Zwischenzeitlich legte der Nebenwerte-Index Russell 2000 kräftig zu. Könnte das der Beginn einer Rotation sein?

Vorndran: So weit würde ich nicht gehen wollen, aber die Bewegung hat gezeigt, dass es durchaus interessante Unternehmen gibt jenseits der Magnificent 7 – oder 6.

Welchen Einfluss dürfte der Ausgang der diesjährigen US-Präsidentschaftswahl auf die Wall Street haben? Macht die Ausrichtung auf den erwarteten Sieg eines Kandidaten beziehungsweise einer Kandidatin für Anlegerinnen und Anleger Sinn?

Vorndran: Ich kann Anlegern nur raten, sich nicht allzu sehr mit diesem Thema zu befassen. Zumindest nicht, wenn sie langfristig Geld disponieren möchten. Richten Sie ihre Anlagestrategie bitte nicht an Wahlprognosen oder -ergebnissen aus. Suchen Sie nicht zwanghaft nach Wahlsieger-Aktien, sondern denken Sie stattdessen in guten Unternehmen; in Geschäftsmodellen, die attraktiv sind und das voraussichtlich auch bleiben werden – und zwar unabhängig davon, wer künftig im Weißen Haus sitzt. Langfristig dürfte das nicht nur die bequemere, sondern auch die bessere Strategie sein. Dass die Wahl für die Geopolitik von entscheidender Bedeutung ist, steht dabei außer Frage.

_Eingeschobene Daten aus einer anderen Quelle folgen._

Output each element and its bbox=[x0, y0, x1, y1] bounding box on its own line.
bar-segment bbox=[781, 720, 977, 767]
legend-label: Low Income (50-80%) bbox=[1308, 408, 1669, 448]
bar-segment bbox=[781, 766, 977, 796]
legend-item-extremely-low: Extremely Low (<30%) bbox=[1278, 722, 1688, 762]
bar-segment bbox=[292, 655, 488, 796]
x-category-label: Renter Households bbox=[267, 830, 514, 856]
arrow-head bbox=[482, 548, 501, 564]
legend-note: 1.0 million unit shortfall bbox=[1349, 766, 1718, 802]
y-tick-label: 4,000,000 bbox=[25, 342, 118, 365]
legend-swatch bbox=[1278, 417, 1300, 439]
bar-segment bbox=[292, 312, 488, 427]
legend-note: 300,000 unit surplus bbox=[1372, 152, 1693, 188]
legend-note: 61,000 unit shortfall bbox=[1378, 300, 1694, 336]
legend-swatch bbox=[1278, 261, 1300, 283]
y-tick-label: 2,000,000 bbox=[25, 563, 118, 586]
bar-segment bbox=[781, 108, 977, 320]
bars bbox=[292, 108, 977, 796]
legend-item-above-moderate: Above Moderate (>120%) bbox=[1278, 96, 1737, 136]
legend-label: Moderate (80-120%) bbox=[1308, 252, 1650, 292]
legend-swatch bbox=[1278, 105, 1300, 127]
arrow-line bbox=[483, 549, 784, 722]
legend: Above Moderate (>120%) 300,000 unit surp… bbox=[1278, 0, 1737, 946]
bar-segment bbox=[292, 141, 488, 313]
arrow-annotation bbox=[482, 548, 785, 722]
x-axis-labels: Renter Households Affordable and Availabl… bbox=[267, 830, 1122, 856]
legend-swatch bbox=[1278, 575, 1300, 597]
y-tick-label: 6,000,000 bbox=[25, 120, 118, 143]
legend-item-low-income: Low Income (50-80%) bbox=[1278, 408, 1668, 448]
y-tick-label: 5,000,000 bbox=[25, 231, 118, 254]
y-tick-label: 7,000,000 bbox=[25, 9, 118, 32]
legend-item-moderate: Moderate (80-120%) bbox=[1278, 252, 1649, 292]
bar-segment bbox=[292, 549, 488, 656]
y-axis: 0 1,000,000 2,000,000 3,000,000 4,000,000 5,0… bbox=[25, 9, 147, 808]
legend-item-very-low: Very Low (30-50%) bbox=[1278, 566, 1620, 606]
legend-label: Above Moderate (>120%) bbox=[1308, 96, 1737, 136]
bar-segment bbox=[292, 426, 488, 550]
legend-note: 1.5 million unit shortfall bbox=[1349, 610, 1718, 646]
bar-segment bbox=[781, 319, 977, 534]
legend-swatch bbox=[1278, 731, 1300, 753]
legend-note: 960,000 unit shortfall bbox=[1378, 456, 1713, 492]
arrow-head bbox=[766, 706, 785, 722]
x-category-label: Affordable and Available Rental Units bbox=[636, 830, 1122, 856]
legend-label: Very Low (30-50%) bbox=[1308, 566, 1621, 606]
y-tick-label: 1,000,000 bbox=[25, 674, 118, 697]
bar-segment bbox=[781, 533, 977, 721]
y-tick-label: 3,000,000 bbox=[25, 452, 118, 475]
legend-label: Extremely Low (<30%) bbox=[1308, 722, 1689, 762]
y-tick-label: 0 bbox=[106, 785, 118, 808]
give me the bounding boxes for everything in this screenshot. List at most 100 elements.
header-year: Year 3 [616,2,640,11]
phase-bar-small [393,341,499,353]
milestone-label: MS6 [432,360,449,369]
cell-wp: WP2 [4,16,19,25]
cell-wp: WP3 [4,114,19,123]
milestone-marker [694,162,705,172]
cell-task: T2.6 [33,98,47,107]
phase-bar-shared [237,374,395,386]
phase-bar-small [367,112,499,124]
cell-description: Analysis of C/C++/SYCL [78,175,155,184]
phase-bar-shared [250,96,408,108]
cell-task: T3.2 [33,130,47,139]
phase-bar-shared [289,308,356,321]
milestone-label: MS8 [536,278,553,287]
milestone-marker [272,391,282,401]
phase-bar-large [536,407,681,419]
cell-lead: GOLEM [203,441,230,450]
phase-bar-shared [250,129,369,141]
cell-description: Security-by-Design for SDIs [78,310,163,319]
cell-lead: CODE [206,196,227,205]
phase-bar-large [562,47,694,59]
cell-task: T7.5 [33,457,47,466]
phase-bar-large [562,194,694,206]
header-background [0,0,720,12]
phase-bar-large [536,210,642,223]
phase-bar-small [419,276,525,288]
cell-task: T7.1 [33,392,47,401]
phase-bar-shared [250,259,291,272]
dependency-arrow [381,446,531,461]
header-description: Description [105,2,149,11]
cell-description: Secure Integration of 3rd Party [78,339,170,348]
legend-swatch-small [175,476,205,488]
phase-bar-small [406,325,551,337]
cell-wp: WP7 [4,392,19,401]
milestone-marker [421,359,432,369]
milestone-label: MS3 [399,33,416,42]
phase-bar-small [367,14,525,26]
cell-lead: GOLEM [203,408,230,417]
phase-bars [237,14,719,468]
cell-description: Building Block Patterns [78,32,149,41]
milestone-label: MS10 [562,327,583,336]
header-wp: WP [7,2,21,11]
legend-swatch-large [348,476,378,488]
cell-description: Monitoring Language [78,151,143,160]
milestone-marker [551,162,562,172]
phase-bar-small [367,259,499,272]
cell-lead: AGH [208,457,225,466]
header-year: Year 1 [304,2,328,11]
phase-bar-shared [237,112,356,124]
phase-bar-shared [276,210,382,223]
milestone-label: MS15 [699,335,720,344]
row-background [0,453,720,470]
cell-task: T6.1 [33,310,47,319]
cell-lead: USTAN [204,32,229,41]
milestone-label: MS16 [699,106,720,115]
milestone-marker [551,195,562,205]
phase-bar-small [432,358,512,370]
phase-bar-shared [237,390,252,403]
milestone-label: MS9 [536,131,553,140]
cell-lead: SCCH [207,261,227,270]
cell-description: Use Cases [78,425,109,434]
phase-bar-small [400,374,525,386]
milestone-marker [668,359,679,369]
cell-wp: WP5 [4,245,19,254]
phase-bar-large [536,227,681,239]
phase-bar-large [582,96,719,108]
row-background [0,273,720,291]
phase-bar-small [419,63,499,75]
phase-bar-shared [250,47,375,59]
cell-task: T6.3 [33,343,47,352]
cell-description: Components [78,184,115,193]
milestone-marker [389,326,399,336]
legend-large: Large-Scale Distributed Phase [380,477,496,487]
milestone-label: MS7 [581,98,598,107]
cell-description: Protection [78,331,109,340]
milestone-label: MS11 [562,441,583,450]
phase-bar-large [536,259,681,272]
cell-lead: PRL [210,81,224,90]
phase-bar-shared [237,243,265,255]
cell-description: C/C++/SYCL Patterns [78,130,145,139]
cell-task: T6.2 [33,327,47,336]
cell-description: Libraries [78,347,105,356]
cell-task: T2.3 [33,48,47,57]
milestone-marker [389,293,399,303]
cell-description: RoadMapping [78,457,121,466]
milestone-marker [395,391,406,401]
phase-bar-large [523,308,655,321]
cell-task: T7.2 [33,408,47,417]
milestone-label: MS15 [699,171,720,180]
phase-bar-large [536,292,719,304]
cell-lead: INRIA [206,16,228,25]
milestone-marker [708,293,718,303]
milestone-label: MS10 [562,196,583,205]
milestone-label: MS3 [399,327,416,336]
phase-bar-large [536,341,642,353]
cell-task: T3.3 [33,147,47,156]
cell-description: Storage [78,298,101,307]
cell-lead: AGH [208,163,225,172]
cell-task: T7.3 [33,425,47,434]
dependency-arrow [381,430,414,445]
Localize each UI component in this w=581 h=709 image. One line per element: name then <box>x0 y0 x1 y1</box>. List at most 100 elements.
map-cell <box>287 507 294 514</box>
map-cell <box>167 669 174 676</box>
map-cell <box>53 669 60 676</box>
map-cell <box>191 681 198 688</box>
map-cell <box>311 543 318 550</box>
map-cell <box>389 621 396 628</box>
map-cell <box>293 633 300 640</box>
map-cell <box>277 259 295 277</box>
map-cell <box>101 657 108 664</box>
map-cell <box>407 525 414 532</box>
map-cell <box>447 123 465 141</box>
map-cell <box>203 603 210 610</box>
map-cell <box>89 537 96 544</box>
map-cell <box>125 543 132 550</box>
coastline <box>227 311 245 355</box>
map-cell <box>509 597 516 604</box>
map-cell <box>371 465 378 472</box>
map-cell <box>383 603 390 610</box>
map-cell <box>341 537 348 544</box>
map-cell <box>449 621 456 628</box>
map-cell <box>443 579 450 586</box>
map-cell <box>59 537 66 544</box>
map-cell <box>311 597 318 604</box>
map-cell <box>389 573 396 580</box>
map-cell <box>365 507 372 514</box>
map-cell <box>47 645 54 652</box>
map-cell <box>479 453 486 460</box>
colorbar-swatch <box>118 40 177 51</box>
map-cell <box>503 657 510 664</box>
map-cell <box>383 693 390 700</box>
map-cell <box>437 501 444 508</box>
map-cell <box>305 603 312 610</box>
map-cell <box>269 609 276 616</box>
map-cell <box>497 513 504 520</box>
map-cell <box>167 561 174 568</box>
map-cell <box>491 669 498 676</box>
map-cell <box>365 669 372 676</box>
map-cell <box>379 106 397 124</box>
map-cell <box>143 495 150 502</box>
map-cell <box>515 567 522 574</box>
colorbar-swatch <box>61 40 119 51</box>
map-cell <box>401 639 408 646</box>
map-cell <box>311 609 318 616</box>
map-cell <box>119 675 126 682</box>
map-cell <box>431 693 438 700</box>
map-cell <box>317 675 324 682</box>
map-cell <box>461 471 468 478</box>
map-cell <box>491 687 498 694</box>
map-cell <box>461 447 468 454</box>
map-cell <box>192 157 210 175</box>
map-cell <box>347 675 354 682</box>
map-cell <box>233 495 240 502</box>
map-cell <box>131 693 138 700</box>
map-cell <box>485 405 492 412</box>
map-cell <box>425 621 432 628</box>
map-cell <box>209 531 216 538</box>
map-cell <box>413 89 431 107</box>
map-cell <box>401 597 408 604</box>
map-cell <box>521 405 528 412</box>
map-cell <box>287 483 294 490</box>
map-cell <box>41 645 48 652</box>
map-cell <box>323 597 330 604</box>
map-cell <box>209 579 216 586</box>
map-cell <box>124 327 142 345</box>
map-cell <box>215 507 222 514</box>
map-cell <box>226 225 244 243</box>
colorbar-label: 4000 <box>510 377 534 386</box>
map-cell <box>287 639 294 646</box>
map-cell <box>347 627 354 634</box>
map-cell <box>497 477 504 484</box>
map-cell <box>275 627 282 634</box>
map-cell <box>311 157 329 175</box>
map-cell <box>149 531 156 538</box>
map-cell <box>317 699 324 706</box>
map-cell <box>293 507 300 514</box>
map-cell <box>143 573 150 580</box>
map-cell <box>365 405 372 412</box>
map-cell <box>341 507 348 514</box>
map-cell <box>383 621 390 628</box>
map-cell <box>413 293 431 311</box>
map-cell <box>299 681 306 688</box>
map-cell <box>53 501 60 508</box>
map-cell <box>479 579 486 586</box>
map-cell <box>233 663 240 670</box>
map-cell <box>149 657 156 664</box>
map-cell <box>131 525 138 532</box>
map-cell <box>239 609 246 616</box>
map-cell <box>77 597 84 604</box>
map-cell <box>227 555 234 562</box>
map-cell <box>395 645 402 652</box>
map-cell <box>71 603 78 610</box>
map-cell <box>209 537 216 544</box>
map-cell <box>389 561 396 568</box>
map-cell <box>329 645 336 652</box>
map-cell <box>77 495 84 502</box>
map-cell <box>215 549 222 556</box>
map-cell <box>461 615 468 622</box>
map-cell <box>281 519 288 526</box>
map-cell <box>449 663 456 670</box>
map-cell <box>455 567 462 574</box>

Welchen Anteil sollten US-Aktien im Depot von Anlegenden aus dem Euroraum einnehmen?

Vorndran: Als Euro-Investor tun Sie gut daran, einen Teil Ihres Vermögens außerhalb der Währungsgemeinschaft zu disponieren. Die USA bieten sich allein schon deshalb an, weil es dort viele erstklassige Unternehmen und Geschäftsmodelle gibt. Mit einer Empfehlung, wie hoch der US-Anteil konkret sein soll, tue ich mich aber schwer. Das ist nicht zuletzt eine sehr individuelle Sache. Vielleicht als grober Richtwert: In unseren ausgewogenen Mandaten liegt der US-Dollar-Anteil derzeit bei knapp 35 Prozent, netto.